Personalized progress tracking uses what’s called ecological momentary assessment/intervention to sample data in real time, either daily or throughout the day (our initial version will sample data once a day).** This expands the range of data available to the clinicians giving them a better handle on how treatment is affecting the patients’ most salient symptoms and how they are progressing toward their goals when they are not being seen in therapy.
Here’s how it works. In addition to responding at regular intervals (weekly/monthly) to a standard outcome measure such as the PHQ-9 or GAD-7, the patient will respond daily to a small set of patient-specific questions. Clinicians select questions from a library (they can also create their own) and review the results before or during the treatment session. The library of questions is organized into categories: depression, anxiety, relationships, functioning, medication adherence, etc.
Initially, there will be up to 4 questions answered with a slider bar and a textbox. Patients can respond in a matter of seconds. All measures are “pushed” to the patient’s smartphone at the end of the day and the patient is reminded to take a followup.

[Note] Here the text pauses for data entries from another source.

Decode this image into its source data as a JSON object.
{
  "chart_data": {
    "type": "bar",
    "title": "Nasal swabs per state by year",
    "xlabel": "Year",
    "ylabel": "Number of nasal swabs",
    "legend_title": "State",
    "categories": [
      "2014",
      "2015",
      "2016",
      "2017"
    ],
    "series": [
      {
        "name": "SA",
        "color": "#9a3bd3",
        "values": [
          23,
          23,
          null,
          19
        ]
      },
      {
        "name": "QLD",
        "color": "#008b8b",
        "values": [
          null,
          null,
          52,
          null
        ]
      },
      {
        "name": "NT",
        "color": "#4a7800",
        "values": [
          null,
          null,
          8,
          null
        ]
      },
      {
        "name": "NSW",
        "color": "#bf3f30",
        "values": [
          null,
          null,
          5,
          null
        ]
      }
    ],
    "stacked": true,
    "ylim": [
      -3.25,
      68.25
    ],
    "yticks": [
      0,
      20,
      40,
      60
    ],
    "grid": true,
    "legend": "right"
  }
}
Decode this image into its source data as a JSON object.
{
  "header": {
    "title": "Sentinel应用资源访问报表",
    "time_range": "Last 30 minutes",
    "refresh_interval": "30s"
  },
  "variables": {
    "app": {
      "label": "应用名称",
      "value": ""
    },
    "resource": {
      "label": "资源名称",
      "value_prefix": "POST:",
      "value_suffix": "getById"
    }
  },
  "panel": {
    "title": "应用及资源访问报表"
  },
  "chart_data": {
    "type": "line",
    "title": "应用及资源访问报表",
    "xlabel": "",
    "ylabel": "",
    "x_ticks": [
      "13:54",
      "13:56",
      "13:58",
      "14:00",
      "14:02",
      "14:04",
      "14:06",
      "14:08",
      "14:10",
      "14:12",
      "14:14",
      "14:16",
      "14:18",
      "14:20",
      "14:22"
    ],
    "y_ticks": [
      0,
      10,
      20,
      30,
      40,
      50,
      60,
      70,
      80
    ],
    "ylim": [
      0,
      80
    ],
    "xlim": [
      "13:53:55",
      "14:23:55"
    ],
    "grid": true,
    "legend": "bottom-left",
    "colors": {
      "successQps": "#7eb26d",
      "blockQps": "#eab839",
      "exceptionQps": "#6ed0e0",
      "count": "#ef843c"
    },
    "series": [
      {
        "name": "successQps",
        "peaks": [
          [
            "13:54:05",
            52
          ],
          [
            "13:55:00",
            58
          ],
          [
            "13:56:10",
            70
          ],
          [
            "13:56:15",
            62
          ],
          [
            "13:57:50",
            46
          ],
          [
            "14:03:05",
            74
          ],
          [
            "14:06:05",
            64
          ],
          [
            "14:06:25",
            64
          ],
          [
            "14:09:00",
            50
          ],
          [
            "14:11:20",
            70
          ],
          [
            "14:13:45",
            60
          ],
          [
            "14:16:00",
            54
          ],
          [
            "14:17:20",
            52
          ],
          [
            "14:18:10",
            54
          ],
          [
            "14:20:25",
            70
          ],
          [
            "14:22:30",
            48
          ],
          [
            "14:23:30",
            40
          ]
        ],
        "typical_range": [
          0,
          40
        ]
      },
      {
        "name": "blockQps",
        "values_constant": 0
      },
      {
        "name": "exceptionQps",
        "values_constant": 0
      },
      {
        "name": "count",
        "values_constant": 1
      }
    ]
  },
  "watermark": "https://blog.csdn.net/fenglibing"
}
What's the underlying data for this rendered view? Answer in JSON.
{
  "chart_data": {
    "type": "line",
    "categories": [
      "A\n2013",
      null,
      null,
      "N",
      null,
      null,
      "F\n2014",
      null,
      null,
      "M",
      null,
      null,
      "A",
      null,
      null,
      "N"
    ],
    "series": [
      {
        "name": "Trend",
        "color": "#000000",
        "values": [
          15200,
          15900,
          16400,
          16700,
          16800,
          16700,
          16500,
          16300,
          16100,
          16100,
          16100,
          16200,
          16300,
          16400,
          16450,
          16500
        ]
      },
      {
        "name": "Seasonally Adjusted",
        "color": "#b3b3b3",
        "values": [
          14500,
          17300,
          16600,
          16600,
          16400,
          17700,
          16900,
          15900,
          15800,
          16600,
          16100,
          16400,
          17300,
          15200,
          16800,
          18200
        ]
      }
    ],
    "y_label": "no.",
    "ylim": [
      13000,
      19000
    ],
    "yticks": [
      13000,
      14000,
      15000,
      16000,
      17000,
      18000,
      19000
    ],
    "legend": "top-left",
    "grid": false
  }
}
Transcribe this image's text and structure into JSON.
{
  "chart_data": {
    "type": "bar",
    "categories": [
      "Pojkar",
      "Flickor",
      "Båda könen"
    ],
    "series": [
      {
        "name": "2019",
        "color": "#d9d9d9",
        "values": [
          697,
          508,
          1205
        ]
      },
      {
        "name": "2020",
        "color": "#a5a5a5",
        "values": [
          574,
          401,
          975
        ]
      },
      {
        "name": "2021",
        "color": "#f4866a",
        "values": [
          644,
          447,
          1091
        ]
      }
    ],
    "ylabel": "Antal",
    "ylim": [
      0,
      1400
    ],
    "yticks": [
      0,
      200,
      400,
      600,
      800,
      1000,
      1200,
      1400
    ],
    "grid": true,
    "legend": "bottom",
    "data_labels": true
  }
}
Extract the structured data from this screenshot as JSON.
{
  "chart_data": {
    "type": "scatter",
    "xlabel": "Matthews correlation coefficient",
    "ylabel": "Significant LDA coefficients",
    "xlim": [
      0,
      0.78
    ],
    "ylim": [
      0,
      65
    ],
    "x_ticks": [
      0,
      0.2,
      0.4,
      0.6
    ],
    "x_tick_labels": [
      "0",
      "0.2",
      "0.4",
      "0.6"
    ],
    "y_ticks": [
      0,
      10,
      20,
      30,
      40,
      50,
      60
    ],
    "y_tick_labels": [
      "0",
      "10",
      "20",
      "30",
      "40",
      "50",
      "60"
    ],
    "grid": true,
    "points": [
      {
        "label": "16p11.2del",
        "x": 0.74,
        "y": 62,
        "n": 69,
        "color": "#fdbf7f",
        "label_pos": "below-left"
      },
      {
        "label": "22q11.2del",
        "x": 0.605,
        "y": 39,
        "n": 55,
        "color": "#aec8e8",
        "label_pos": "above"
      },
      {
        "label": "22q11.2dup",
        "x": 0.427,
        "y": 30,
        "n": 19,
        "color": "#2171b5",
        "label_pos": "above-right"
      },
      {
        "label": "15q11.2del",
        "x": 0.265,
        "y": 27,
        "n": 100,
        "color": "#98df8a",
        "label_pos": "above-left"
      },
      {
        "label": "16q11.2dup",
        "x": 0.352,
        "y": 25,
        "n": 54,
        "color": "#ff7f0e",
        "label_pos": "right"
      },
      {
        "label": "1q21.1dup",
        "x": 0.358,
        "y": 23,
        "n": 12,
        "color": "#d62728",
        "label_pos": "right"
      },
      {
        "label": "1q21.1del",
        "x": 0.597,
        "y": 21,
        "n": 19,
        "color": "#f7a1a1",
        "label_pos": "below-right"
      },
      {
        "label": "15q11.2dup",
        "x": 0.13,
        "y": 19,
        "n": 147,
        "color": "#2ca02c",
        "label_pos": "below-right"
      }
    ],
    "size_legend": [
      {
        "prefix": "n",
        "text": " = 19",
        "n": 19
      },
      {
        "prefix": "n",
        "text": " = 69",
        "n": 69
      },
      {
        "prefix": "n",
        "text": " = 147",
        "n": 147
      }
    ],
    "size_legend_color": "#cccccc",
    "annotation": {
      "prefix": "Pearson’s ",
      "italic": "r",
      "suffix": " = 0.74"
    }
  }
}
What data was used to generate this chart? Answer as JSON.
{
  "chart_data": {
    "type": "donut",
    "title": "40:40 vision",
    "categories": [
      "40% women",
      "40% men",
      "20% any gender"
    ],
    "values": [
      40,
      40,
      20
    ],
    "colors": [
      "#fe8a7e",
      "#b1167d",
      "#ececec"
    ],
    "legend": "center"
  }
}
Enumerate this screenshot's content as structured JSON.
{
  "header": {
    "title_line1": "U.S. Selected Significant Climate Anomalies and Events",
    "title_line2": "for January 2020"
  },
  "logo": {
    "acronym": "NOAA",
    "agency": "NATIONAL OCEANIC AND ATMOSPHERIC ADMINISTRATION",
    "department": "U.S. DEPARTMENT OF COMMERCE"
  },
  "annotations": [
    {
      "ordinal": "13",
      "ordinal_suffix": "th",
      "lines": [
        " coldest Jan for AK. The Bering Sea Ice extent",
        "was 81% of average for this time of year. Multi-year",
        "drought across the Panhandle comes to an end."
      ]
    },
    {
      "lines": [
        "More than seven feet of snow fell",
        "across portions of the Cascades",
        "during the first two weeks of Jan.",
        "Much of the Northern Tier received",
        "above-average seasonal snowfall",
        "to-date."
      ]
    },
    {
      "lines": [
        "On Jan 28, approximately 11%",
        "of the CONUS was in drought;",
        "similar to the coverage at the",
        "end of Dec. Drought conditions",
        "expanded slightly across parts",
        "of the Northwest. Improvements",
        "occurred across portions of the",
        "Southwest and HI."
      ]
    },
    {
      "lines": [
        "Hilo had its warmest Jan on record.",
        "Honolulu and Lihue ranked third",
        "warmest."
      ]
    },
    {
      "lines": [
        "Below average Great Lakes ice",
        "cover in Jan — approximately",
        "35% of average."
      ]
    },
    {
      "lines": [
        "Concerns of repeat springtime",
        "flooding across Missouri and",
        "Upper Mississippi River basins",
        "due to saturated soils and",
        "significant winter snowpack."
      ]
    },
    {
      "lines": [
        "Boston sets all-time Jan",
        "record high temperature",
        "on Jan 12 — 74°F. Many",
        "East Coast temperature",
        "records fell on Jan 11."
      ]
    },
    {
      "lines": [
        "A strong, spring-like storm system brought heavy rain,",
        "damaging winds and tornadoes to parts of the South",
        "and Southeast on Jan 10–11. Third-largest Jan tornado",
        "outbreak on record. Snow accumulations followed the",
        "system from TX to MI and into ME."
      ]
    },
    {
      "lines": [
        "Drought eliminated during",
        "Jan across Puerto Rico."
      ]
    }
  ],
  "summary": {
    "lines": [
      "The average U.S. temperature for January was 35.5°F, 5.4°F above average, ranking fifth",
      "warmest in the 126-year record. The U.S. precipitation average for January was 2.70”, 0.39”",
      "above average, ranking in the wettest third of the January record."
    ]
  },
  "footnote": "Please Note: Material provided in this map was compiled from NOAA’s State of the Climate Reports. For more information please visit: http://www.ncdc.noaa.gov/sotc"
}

Research has shown that awareness and behavior are altered when a person is observed, or even with self-monitoring. By drawing the patient’s attention to problematic cognitions/behaviors, outside the therapy hour, we expect the patient to gain a better understanding of themselves and their symptoms; at the same time the therapist is given access to information that can provide a deeper appreciation of the patient’s functioning outside the consulting room.
The app for android is available in the Google Play store. An IOS app (for Iphones) will be available soon. Initially, the system will focus on adult issues, but we will add child and adolescent measures and symptom/goals in the near future. We will be doing ongoing evaluation of the system on outcomes, patient engagement, and persistence in treatment.
- Feedback to prescribers of psychiatric medication, has shown to have a much more broad based impact on outcomes than feedback to psychotherapists.